Binary search trees are convenient to represent sets of values. To use them in this way, e need a contains function and an insert function.

Let’s focus on the insert function. insert takes a binary search tree representing a set of values $V$ and a new value $v_1$, and returns a new binary search tree representing the set $V \cup {v_1}$.

The following is an attempt at implementing insert:

def insert(t: IntTree, v1: Int): IntTree =
  t match
    case IntEmptyTree() => IntBranch(v1, IntEmptyTree(), IntEmptyTree())
    case IntBranch(v0, l, r) =>
      if v1 < v0 then IntBranch(v0, insert(l, v1), r)
      else IntBranch(v0, l, insert(r, v1))

src/main/scala/debugging/TreeOps.scala

Find a counterexample: an binary search tree t and an input v1 such that insert(t, v1) produces an incorrect result.
Fix the implementation.

Debugging expressions with side effects 🔜

We will study stateful code in depth in week 10. Since some of you have already started using vars, however, here is an exercise on this topic.

Pure expressions can be evaluated in any order. Given def f(x: Int) = x + 1, you can substitute f(1) with 1 + 1 whenever you like and it doesn’t affect the final result.

On the other hand, the evaluation order matters for expression with side effects. Think about a function g that prints a message: in the program g("Hello "); g("world!"), it’s important that g("Hello ") be evaluated before g("world!"), otherwise "world!Hello " will printed instead of "Hello world!".

Reminder: Scala uses the call-by-value evaluation strategy by default.

`upgradeUserToVip`

Someone is writing a user-management program for a supermarket like Aligro. It maintains two global lists: users contains all users, vipUsers contains the VIP users. Any VIP user is in the users list as well.

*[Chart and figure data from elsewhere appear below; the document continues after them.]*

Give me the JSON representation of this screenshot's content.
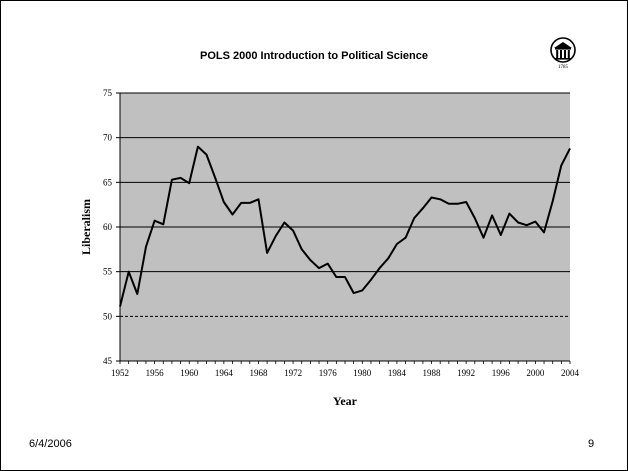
{
  "slide": {
    "title": "POLS 2000 Introduction to Political Science",
    "date": "6/4/2006",
    "page_number": "9",
    "logo_icon": "university-arch-seal-icon",
    "logo_text": "1785"
  },
  "colors": {
    "plot_background": "#c0c0c0",
    "line": "#000000",
    "gridline": "#000000"
  },
  "chart_data": {
    "type": "line",
    "title": "",
    "xlabel": "Year",
    "ylabel": "Liberalism",
    "xlim": [
      1952,
      2004
    ],
    "ylim": [
      45,
      75
    ],
    "x_ticks": [
      1952,
      1956,
      1960,
      1964,
      1968,
      1972,
      1976,
      1980,
      1984,
      1988,
      1992,
      1996,
      2000,
      2004
    ],
    "y_ticks": [
      45,
      50,
      55,
      60,
      65,
      70,
      75
    ],
    "grid": "horizontal",
    "reference_line": {
      "y": 50,
      "style": "dashed"
    },
    "legend": "none",
    "series": [
      {
        "x": [
          1952,
          1953,
          1954,
          1955,
          1956,
          1957,
          1958,
          1959,
          1960,
          1961,
          1962,
          1963,
          1964,
          1965,
          1966,
          1967,
          1968,
          1969,
          1970,
          1971,
          1972,
          1973,
          1974,
          1975,
          1976,
          1977,
          1978,
          1979,
          1980,
          1981,
          1982,
          1983,
          1984,
          1985,
          1986,
          1987,
          1988,
          1989,
          1990,
          1991,
          1992,
          1993,
          1994,
          1995,
          1996,
          1997,
          1998,
          1999,
          2000,
          2001,
          2002,
          2003,
          2004
        ],
        "y": [
          51.1,
          55.0,
          52.5,
          57.8,
          60.7,
          60.3,
          65.3,
          65.5,
          64.9,
          69.0,
          68.1,
          65.5,
          62.8,
          61.4,
          62.7,
          62.7,
          63.1,
          57.1,
          59.0,
          60.5,
          59.6,
          57.5,
          56.3,
          55.4,
          55.9,
          54.4,
          54.4,
          52.6,
          52.9,
          54.1,
          55.4,
          56.5,
          58.1,
          58.8,
          61.0,
          62.1,
          63.3,
          63.1,
          62.6,
          62.6,
          62.8,
          61.0,
          58.8,
          61.3,
          59.1,
          61.5,
          60.5,
          60.2,
          60.6,
          59.4,
          62.9,
          66.9,
          68.8
        ]
      }
    ]
  }
}
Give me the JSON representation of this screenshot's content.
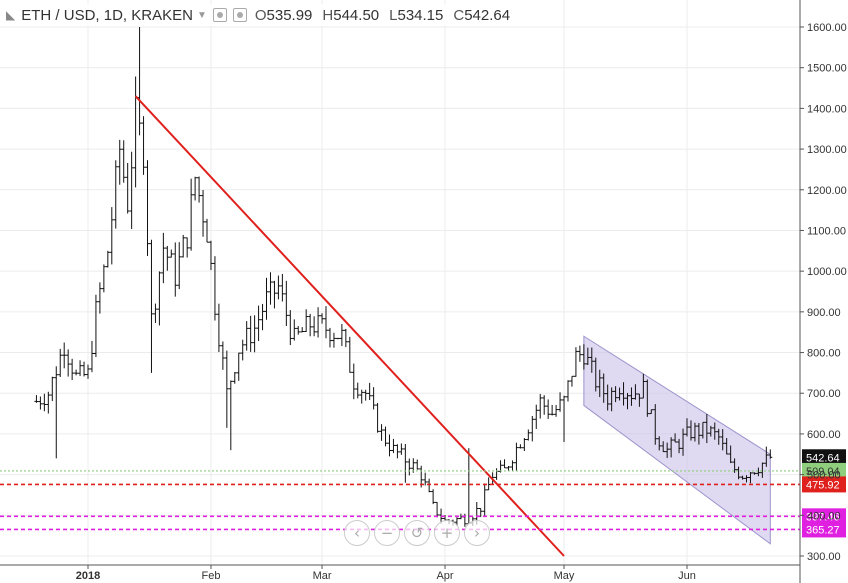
{
  "header": {
    "symbol": "ETH / USD, 1D, KRAKEN",
    "dropdown_icon": "caret-down-icon",
    "settings_icon": "visibility-icon",
    "ohlc": {
      "open_label": "O",
      "open": "535.99",
      "high_label": "H",
      "high": "544.50",
      "low_label": "L",
      "low": "534.15",
      "close_label": "C",
      "close": "542.64"
    }
  },
  "nav": {
    "buttons": [
      {
        "name": "scroll-left-button",
        "icon": "chevron-left-icon",
        "glyph": "‹"
      },
      {
        "name": "zoom-out-button",
        "icon": "minus-icon",
        "glyph": "−"
      },
      {
        "name": "reset-button",
        "icon": "reset-icon",
        "glyph": "↺"
      },
      {
        "name": "zoom-in-button",
        "icon": "plus-icon",
        "glyph": "+"
      },
      {
        "name": "scroll-right-button",
        "icon": "chevron-right-icon",
        "glyph": "›"
      }
    ]
  },
  "chart_data": {
    "type": "ohlc",
    "title": "ETH / USD, 1D, KRAKEN",
    "ylim": [
      300,
      1650
    ],
    "y_ticks": [
      300,
      400,
      500,
      600,
      700,
      800,
      900,
      1000,
      1100,
      1200,
      1300,
      1400,
      1500,
      1600
    ],
    "y_tick_labels": [
      "300.00",
      "400.00",
      "500.00",
      "600.00",
      "700.00",
      "800.00",
      "900.00",
      "1000.00",
      "1100.00",
      "1200.00",
      "1300.00",
      "1400.00",
      "1500.00",
      "1600.00"
    ],
    "x_start": "2017-12-19",
    "x_end": "2018-06-22",
    "x_ticks": [
      {
        "date": "2018-01-01",
        "label": "2018",
        "bold": true
      },
      {
        "date": "2018-02-01",
        "label": "Feb"
      },
      {
        "date": "2018-03-01",
        "label": "Mar"
      },
      {
        "date": "2018-04-01",
        "label": "Apr"
      },
      {
        "date": "2018-05-01",
        "label": "May"
      },
      {
        "date": "2018-06-01",
        "label": "Jun"
      }
    ],
    "grid": true,
    "colors": {
      "bar": "#111111",
      "grid": "#ececec",
      "trendline": "#e0201c",
      "channel_fill": "#c9c2e8",
      "channel_line": "#9d94cc"
    },
    "anchors": [
      [
        "2017-12-19",
        680
      ],
      [
        "2017-12-22",
        700
      ],
      [
        "2017-12-26",
        820
      ],
      [
        "2017-12-29",
        740
      ],
      [
        "2018-01-01",
        745
      ],
      [
        "2018-01-03",
        900
      ],
      [
        "2018-01-06",
        1050
      ],
      [
        "2018-01-09",
        1300
      ],
      [
        "2018-01-11",
        1170
      ],
      [
        "2018-01-13",
        1380
      ],
      [
        "2018-01-15",
        1300
      ],
      [
        "2018-01-17",
        880
      ],
      [
        "2018-01-20",
        1060
      ],
      [
        "2018-01-23",
        990
      ],
      [
        "2018-01-26",
        1090
      ],
      [
        "2018-01-28",
        1230
      ],
      [
        "2018-01-31",
        1100
      ],
      [
        "2018-02-02",
        920
      ],
      [
        "2018-02-05",
        700
      ],
      [
        "2018-02-08",
        810
      ],
      [
        "2018-02-12",
        860
      ],
      [
        "2018-02-15",
        930
      ],
      [
        "2018-02-18",
        960
      ],
      [
        "2018-02-22",
        830
      ],
      [
        "2018-02-26",
        870
      ],
      [
        "2018-03-02",
        860
      ],
      [
        "2018-03-06",
        840
      ],
      [
        "2018-03-09",
        730
      ],
      [
        "2018-03-12",
        700
      ],
      [
        "2018-03-16",
        600
      ],
      [
        "2018-03-19",
        560
      ],
      [
        "2018-03-23",
        530
      ],
      [
        "2018-03-26",
        500
      ],
      [
        "2018-03-29",
        420
      ],
      [
        "2018-04-01",
        385
      ],
      [
        "2018-04-04",
        390
      ],
      [
        "2018-04-07",
        395
      ],
      [
        "2018-04-10",
        420
      ],
      [
        "2018-04-13",
        500
      ],
      [
        "2018-04-16",
        510
      ],
      [
        "2018-04-19",
        565
      ],
      [
        "2018-04-22",
        620
      ],
      [
        "2018-04-25",
        680
      ],
      [
        "2018-04-28",
        650
      ],
      [
        "2018-05-01",
        680
      ],
      [
        "2018-05-04",
        790
      ],
      [
        "2018-05-06",
        800
      ],
      [
        "2018-05-09",
        730
      ],
      [
        "2018-05-12",
        690
      ],
      [
        "2018-05-15",
        720
      ],
      [
        "2018-05-18",
        700
      ],
      [
        "2018-05-21",
        710
      ],
      [
        "2018-05-24",
        600
      ],
      [
        "2018-05-27",
        560
      ],
      [
        "2018-05-30",
        580
      ],
      [
        "2018-06-02",
        605
      ],
      [
        "2018-06-06",
        610
      ],
      [
        "2018-06-09",
        590
      ],
      [
        "2018-06-12",
        520
      ],
      [
        "2018-06-15",
        500
      ],
      [
        "2018-06-19",
        520
      ],
      [
        "2018-06-22",
        542.64
      ]
    ],
    "spikes": [
      [
        "2018-01-14",
        1600
      ],
      [
        "2018-01-17",
        750
      ],
      [
        "2018-02-06",
        560
      ],
      [
        "2018-02-05",
        615
      ],
      [
        "2017-12-24",
        540
      ],
      [
        "2018-04-07",
        565
      ],
      [
        "2018-03-22",
        480
      ],
      [
        "2018-05-01",
        580
      ]
    ],
    "trendline": {
      "from": [
        "2018-01-13",
        1430
      ],
      "to": [
        "2018-05-01",
        300
      ]
    },
    "channel": {
      "upper": {
        "from": [
          "2018-05-06",
          840
        ],
        "to": [
          "2018-06-22",
          550
        ]
      },
      "lower": {
        "from": [
          "2018-05-06",
          670
        ],
        "to": [
          "2018-06-22",
          330
        ]
      }
    },
    "levels": [
      {
        "value": 542.64,
        "label": "542.64",
        "line": "none",
        "color": "#111111",
        "text_color": "#ffffff",
        "type": "current-price"
      },
      {
        "value": 509.04,
        "label": "509.04",
        "line": "dotted",
        "color": "#8fce7c",
        "text_color": "#333333",
        "type": "support"
      },
      {
        "value": 475.92,
        "label": "475.92",
        "line": "dashed",
        "color": "#e0201c",
        "text_color": "#ffffff",
        "type": "support"
      },
      {
        "value": 397.46,
        "label": "397.46",
        "line": "dashed",
        "color": "#e020e0",
        "text_color": "#ffffff",
        "type": "support"
      },
      {
        "value": 365.27,
        "label": "365.27",
        "line": "dashed",
        "color": "#e020e0",
        "text_color": "#ffffff",
        "type": "support"
      }
    ]
  }
}
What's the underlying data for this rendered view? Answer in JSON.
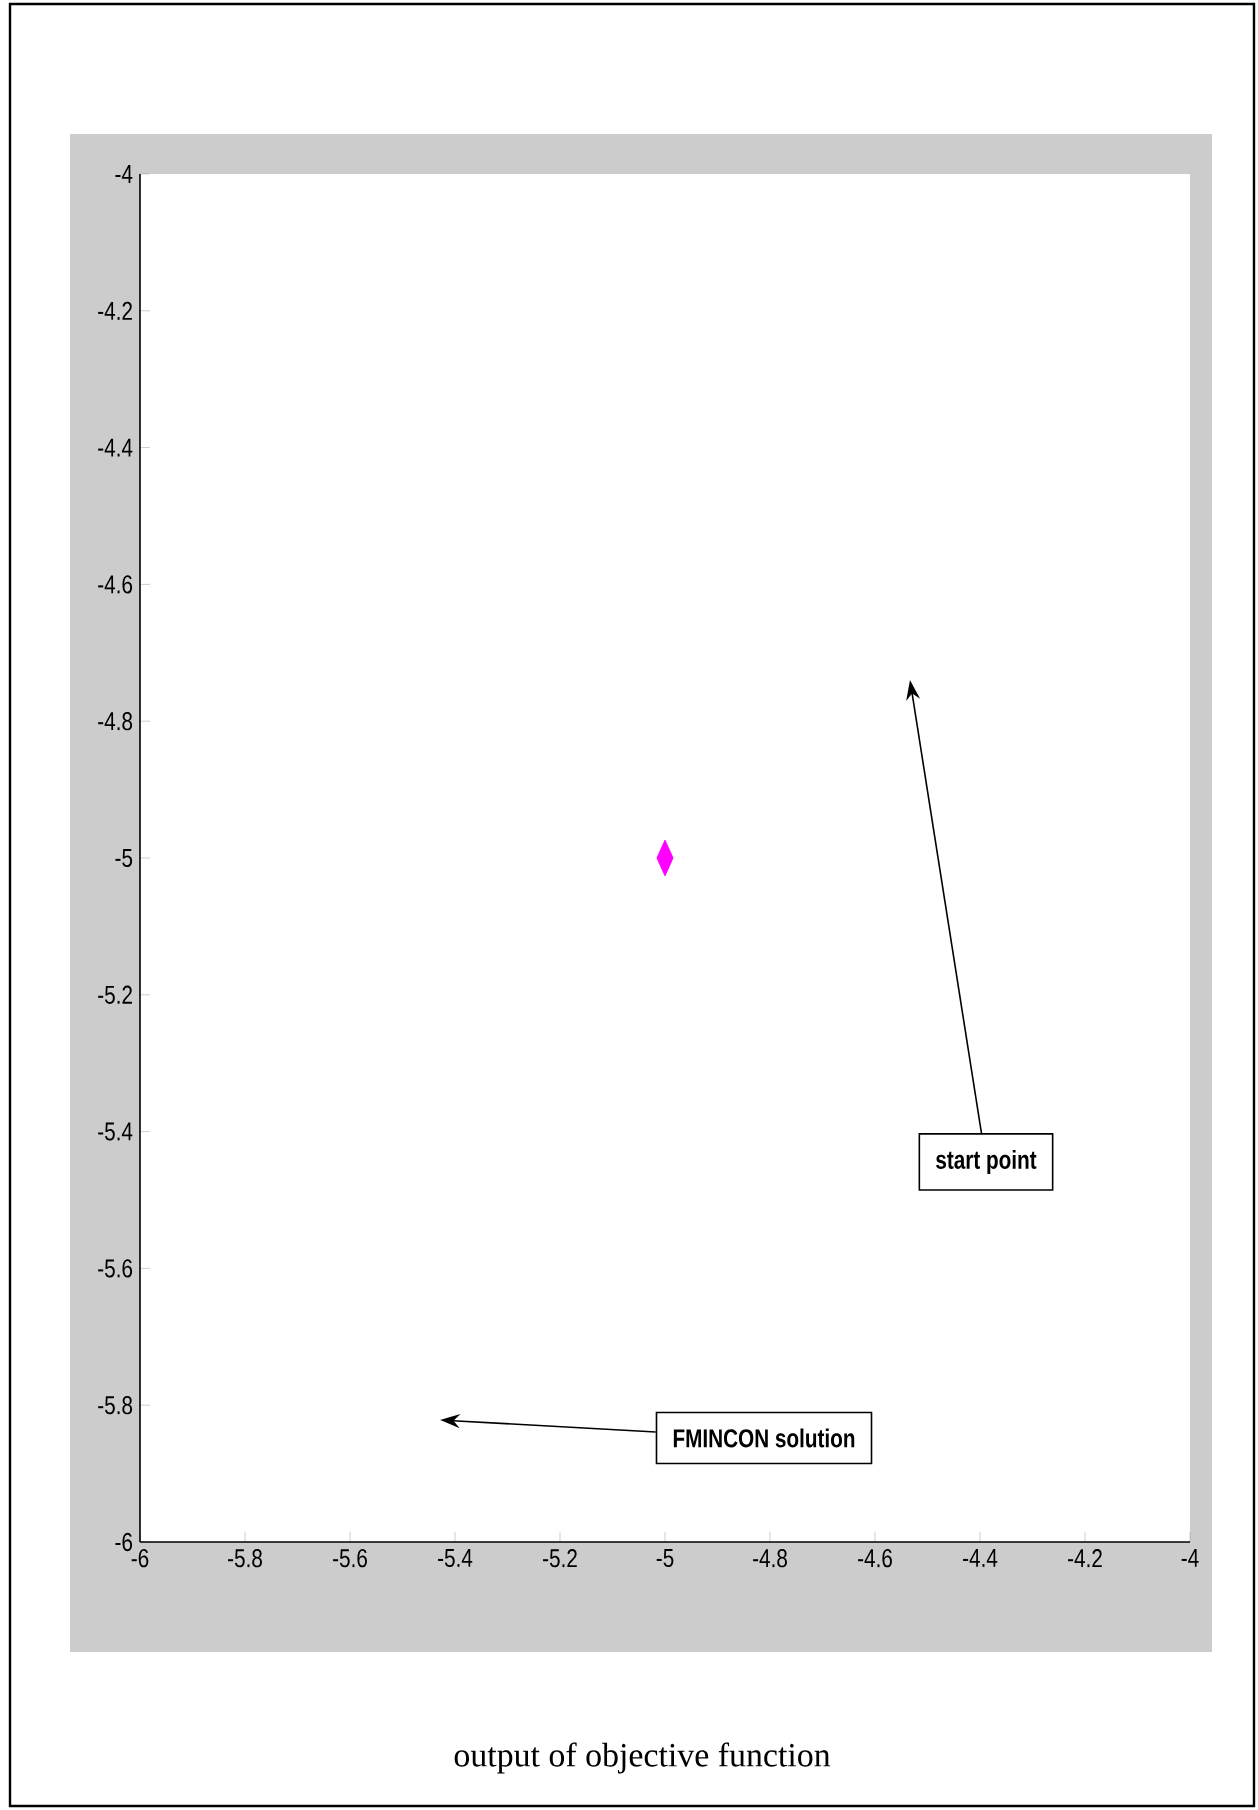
{
  "chart_data": {
    "type": "scatter",
    "x": [
      -5
    ],
    "values": [
      -5
    ],
    "color": "#ff00ff",
    "marker": "diamond",
    "xlim": [
      -6,
      -4
    ],
    "ylim": [
      -6,
      -4
    ],
    "xticks": [
      -6,
      -5.8,
      -5.6,
      -5.4,
      -5.2,
      -5,
      -4.8,
      -4.6,
      -4.4,
      -4.2,
      -4
    ],
    "yticks": [
      -6,
      -5.8,
      -5.6,
      -5.4,
      -5.2,
      -5,
      -4.8,
      -4.6,
      -4.4,
      -4.2,
      -4
    ],
    "grid": false,
    "annotations": [
      "start point",
      "FMINCON solution",
      "output of objective function"
    ]
  }
}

var users: IntList = IntCons(101, IntCons(102, IntCons(103, IntNil())))
var vipUsers: IntList = IntCons(102, IntNil())

src/main/scala/debugging/ListOps.scala

createNewUser takes a user ID and creates a new user using this ID. It returns true if the new user was successfully created, and false if the ID was already in use (in that case, the user database is left unmodified).

def createNewUser(id: Int): Boolean =
  if contains(users, id) then false
  else
    users = IntCons(id, users)
    true

src/main/scala/debugging/ListOps.scala

createNewVipUser is similar to createNewUser, but it creates a new VIP user if it’s not already a VIP. Like createNewUser, it returns true if a new VIP user was successfully created.

def createNewVipUser(id: Int): Boolean =
  if contains(vipUsers, id) then false
  else
    vipUsers = IntCons(id, vipUsers)
    true

src/main/scala/debugging/ListOps.scala

Finally, upgradeUserToVip takes a user ID, and if this ID indeed belongs to a user and this user is not a VIP yet, it upgrades the user to VIP. It returns true if the upgrade was successful.

def upgradeUserToVip(id: Int): Boolean =
  val canCreateNewVipUser = createNewVipUser(id)
  contains(users, id) && canCreateNewVipUser

src/main/scala/debugging/ListOps.scala

This program contains a bug. What’s the bug?
Fix the bug.

Tracing code execution

Wait until the tracing and tests lecture to tackle this!

Polish notation (from week 1) ⭐️

Use tracing to gain a better understanding of the following function, which computes the value of a polish-notation expression:

enum Operand[+T]:
  case Add extends Operand[Nothing]
  case Mul extends Operand[Nothing]
  case Num(t: T)

type OpStack[T] = List[Operand[T]]